There is, as I have hinted at, no escaping. You have 24 hours to reply to this confession of love. If you reply with a "yes" to my question of marriage, I will greet you on donkey, carrying you away into the rain. If you reply with a "no," I will greet you on mule, being sure he kicks you, but nonetheless, taking you as my own. If you choose to not reply, I will greet you on the backs of 17 pygmy goats (I'm quite clever at my ability to harness them together and create a sort of pygmy walking carpet) (did someone say "skills"?) You have no choice.

Pleasure to finally be talking to you.

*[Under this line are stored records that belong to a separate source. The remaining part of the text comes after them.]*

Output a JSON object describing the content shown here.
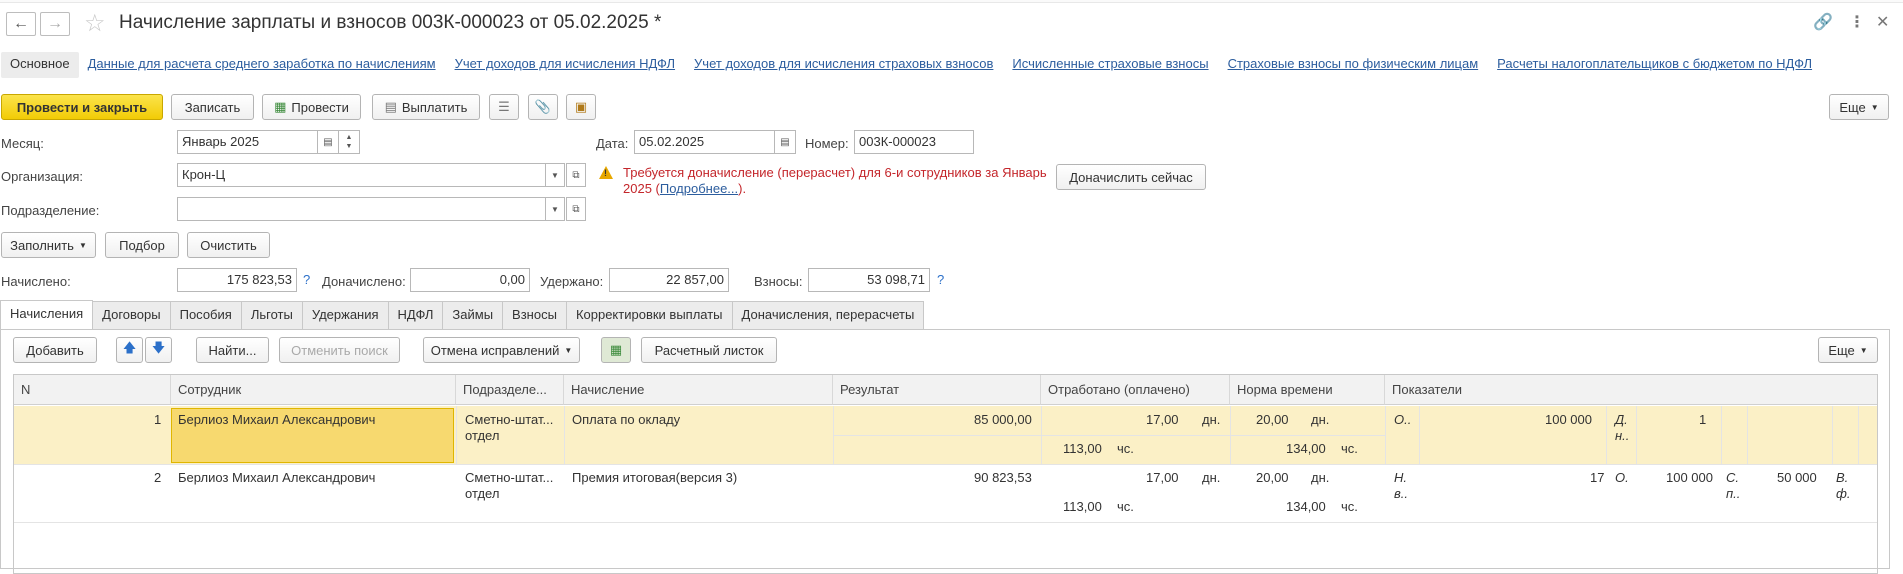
{
  "window": {
    "title": "Начисление зарплаты и взносов 003К-000023 от 05.02.2025 *"
  },
  "sections": [
    {
      "label": "Основное"
    },
    {
      "label": "Данные для расчета среднего заработка по начислениям"
    },
    {
      "label": "Учет доходов для исчисления НДФЛ"
    },
    {
      "label": "Учет доходов для исчисления страховых взносов"
    },
    {
      "label": "Исчисленные страховые взносы"
    },
    {
      "label": "Страховые взносы по физическим лицам"
    },
    {
      "label": "Расчеты налогоплательщиков с бюджетом по НДФЛ"
    }
  ],
  "toolbar": {
    "post_close": "Провести и закрыть",
    "save": "Записать",
    "post": "Провести",
    "pay": "Выплатить",
    "more": "Еще"
  },
  "form": {
    "month_label": "Месяц:",
    "month_value": "Январь 2025",
    "date_label": "Дата:",
    "date_value": "05.02.2025",
    "number_label": "Номер:",
    "number_value": "003К-000023",
    "org_label": "Организация:",
    "org_value": "Крон-Ц",
    "dept_label": "Подразделение:",
    "dept_value": "",
    "warning_text": "Требуется доначисление (перерасчет) для 6-и сотрудников за Январь 2025 (",
    "warning_link": "Подробнее...",
    "warning_tail": ").",
    "recalc_now": "Доначислить сейчас"
  },
  "fill_bar": {
    "fill": "Заполнить",
    "pick": "Подбор",
    "clear": "Очистить"
  },
  "totals": {
    "accrued_label": "Начислено:",
    "accrued_value": "175 823,53",
    "extra_label": "Доначислено:",
    "extra_value": "0,00",
    "withheld_label": "Удержано:",
    "withheld_value": "22 857,00",
    "contrib_label": "Взносы:",
    "contrib_value": "53 098,71",
    "help": "?"
  },
  "tabs": [
    {
      "label": "Начисления"
    },
    {
      "label": "Договоры"
    },
    {
      "label": "Пособия"
    },
    {
      "label": "Льготы"
    },
    {
      "label": "Удержания"
    },
    {
      "label": "НДФЛ"
    },
    {
      "label": "Займы"
    },
    {
      "label": "Взносы"
    },
    {
      "label": "Корректировки выплаты"
    },
    {
      "label": "Доначисления, перерасчеты"
    }
  ],
  "table_toolbar": {
    "add": "Добавить",
    "find": "Найти...",
    "cancel_search": "Отменить поиск",
    "cancel_corrections": "Отмена исправлений",
    "payslip": "Расчетный листок",
    "more": "Еще"
  },
  "table": {
    "columns": [
      "N",
      "Сотрудник",
      "Подразделе...",
      "Начисление",
      "Результат",
      "Отработано (оплачено)",
      "Норма времени",
      "Показатели"
    ],
    "rows": [
      {
        "n": "1",
        "employee": "Берлиоз Михаил Александрович",
        "dept_line1": "Сметно-штат...",
        "dept_line2": "отдел",
        "accrual": "Оплата по окладу",
        "result": "85 000,00",
        "worked_days": "17,00",
        "worked_days_unit": "дн.",
        "worked_hours": "113,00",
        "worked_hours_unit": "чс.",
        "norm_days": "20,00",
        "norm_days_unit": "дн.",
        "norm_hours": "134,00",
        "norm_hours_unit": "чс.",
        "ind1_name": "О..",
        "ind1_value": "100 000",
        "ind2_name_l1": "Д.",
        "ind2_name_l2": "н..",
        "ind2_value": "1"
      },
      {
        "n": "2",
        "employee": "Берлиоз Михаил Александрович",
        "dept_line1": "Сметно-штат...",
        "dept_line2": "отдел",
        "accrual": "Премия итоговая(версия 3)",
        "result": "90 823,53",
        "worked_days": "17,00",
        "worked_days_unit": "дн.",
        "worked_hours": "113,00",
        "worked_hours_unit": "чс.",
        "norm_days": "20,00",
        "norm_days_unit": "дн.",
        "norm_hours": "134,00",
        "norm_hours_unit": "чс.",
        "ind1_name_l1": "Н.",
        "ind1_name_l2": "в..",
        "ind1_value": "17",
        "ind2_name": "О.",
        "ind2_value": "100 000",
        "ind3_name_l1": "С.",
        "ind3_name_l2": "п..",
        "ind3_value": "50 000",
        "ind4_name_l1": "В.",
        "ind4_name_l2": "ф."
      }
    ]
  },
  "colors": {
    "primary_button": "#f2cc06",
    "link": "#2c5d9e",
    "warning": "#c4262b",
    "selected_row": "#fbf0c6"
  }
}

Pack quickly.

Friday, January 6, 2012

A Popular Title Everyone Will Come Across While Googling

Oh my Google. What a wonderful tool. 
Oh my Google, ain't no other engine like this! 
IT MEANS YOU DON'T HAVE TO ASK EVERYONE OBNOXIOUS QUESTIONS
YOU JUST PLUG IT IN AND BAM YOU KNOW!
Oh my Google <3 

Siriusly, people, Google is still applicable in modern society. Just because it's easier than ever to bug your friends with ridiculously silly questions ("heyyyyy do you know what song this is???? i heard it on x106.7 at 10:32 pm and I know all of the lyrics, but what song is it?????") GOOGLE THAT SHIT, BRO. If you ask me, chances are, I'm Googling the answer too. "How do I...?" "Well, here's a link to tell you all about it!" *attaches Google.com* "That doesn't tell me anything!" "IT DOES IF YOU ASK IT TO!" 

Which reminds me of the days of AskJeeves. Oh Jeeves, you smart butler, you. If I had a question, I'd come to you. But if I just wanted to know about a certain topic, I'd go to Google. Even still, although Google functions better with questions than it once did, I will phrase what I'm wanting to know more about in a way that makes it not a question. Simply because way back when the dinosaurs roamed the Earth and asked their brontosaurus friends to tell them why Justin Bieber cut his hair instead of Googling it, question-asking on Google was unheard of. 

Let's take a trip down memory road, shall we? Remembering the search engines that tried to compete with Google. One that pops to mind? Alltheweb.com. Whatever happened to that jewel? IT GOT CRUSHED BY GOOGLE'S AMAZING POWERS, THAT'S WHAT. Then there was one with a dog holding a flashlight. Not sure what it was called, but I sure did love seeing that dog. Such a Qt. I don't even remember others! Askjeeves.com. Bing.com. OH WAIT. Bing still exists. But why? Bing can't even begin to compete with Google. Not only is Bing more complicated than Google, it's also more precise than Google. Isn't that a good thing, you say? NO. Because Google allows for your brain to at least exercise a little bit of power in searching for the articles among the millions it will have returned to you. You hear that? Brain power. Churning away. Bing takes out all of the work. Maybe in some futuristic society where everyone is a gelatin glob and moves around on hovering chairs, never knowing about plants or trees or rusty robots, Bing will be a better search engine. But while the mind is still curious enough to have that urge to explore and learn more than just what they are researching, Google will dominate. 

Google also brings forth multiple genres of accomplishments. It has email (gmail!), it can map stuff out for you (no more need for mapquest!), it can search images all over the web (did someone say bikini pics of Natalie Portman???), AND it even has its own web browser. For all of those PC users too cheap to cough up the money for a Mac (i.e. myself), Chrome is the closest we can get to feeling like we're using a Mac. Yes, we could download Safari, but that really doesn't make sense beyond the Mac realm. For now, I will use, and cherish, Chrome. It is my heart, it is my soul, it is my everything. Much like my future husband who has recently been named "Mr. Lee" due to a play on words revolving around my future name. 

I'm L.R., I approve this message, and I hope you find it by Googling it.